You know a band will, at the very least, be good when they're named after an Explosions In The Sky song. What's great about Flint's Greet Death's latest tune, the eight-minute soul-searcher of 'You're Gonna Hate What You've Done,' is how it starts out life as a relaxing, drifting, but sunny-disposed folk-rock track with twanging guitars and soft vocals, but where it goes from there is what's noteworthy. At first, it alls sit somewhere between Jeff Buckley, Bob Dylan, Smashing Pumpkins and some well-used chorus pedals: it's delicate, moving, and heartfelt. Yet with that hefty (but earned) run-time, Greet Death build it all up to dizzying heights. As before you know it, these big and fuzzy, distorted guitars slam down, as the instrumental rockets around, kicking off its shoes with crashing drums and shredding legato guitar solos that don't overshine the rest, feeling like just the right accompaniment.

The first half of 'You're Gonna Hate What You've Done' is intimate - it's just for you and you alone. Yet that noisy second-half is where you sit down in front of a blown-out speaker, crank the volume all the way, and let it wash over you. It's a statement, to let everyone else around you know where you're at in life. (Something you can also hear on 'Strange Days.') Greet Death's music is biting loneliness pressed firmly onto distorted, touching post-rock/alt-rock soundscapes, and it's utterly compelling.

Frail Body - 'A Brief Memoriam' (November 1st)

Pianos Become The Teeth circa 2009-2011, is that you? With a brief feedback screech, the opening riff of 'Your Death Makes Me Wish Heaven Was Real' sees Frail Body suddenly shoot off the rails with a chaotic, fevered post-hardcore skramz sound that makes them a perfect act to slot underneath the Deathwish Inc. banner. Of the other underground acts from their shared scene - artists like For Your Health, .gif from God and (the extremely wicked) Shin GaurdFrail Body storm ahead with a frenzied, emotive sound that's as vicious as it is palpable. This Midwestern U.S. trio sounds like they're always teetering on the edge of a knife with songs like 'Your Death Makes Me Wish Heaven Was Real' (and fellow single, 'Pastel.')

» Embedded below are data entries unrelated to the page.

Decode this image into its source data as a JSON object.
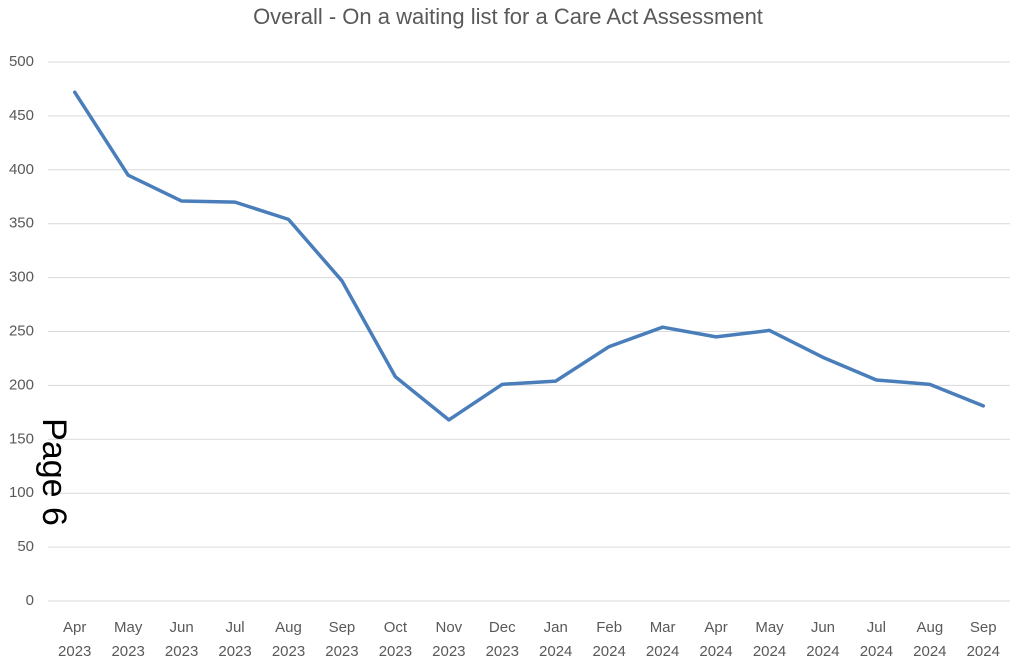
{
  "chart_data": {
    "type": "line",
    "title": "Overall - On a waiting list for a Care Act Assessment",
    "categories": [
      "Apr 2023",
      "May 2023",
      "Jun 2023",
      "Jul 2023",
      "Aug 2023",
      "Sep 2023",
      "Oct 2023",
      "Nov 2023",
      "Dec 2023",
      "Jan 2024",
      "Feb 2024",
      "Mar 2024",
      "Apr 2024",
      "May 2024",
      "Jun 2024",
      "Jul 2024",
      "Aug 2024",
      "Sep 2024"
    ],
    "series": [
      {
        "name": "Overall",
        "color": "#4a7ebb",
        "values": [
          472,
          395,
          371,
          370,
          354,
          297,
          208,
          168,
          201,
          204,
          236,
          254,
          245,
          251,
          226,
          205,
          201,
          181
        ]
      }
    ],
    "ylim": [
      0,
      500
    ],
    "yticks": [
      0,
      50,
      100,
      150,
      200,
      250,
      300,
      350,
      400,
      450,
      500
    ],
    "grid": true,
    "annotation": "Page 6"
  }
}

'Your Death...' is measured and dynamic, but moves like a heavy panic attack; flurried guitar riffs shoot past with busy-as-shit drumming. The snare-rim hits and spoken vocals of the softer middle-eight soon mesh into chunky melodic hardcore palm-muted guitars and piercing screams that only serve to hit home the loss, mourning and incarnate understanding of the songs reincarnation lyricism: "It never occurred, That I would have to search, For your comfort between the branches and the leaves." It's a confronting, dissonant piece for the difficult, inevitable bereavements in our lives. 'A Brief Memorian' is shaping up to be an arresting, painfully real screamo release - don't miss it, friends.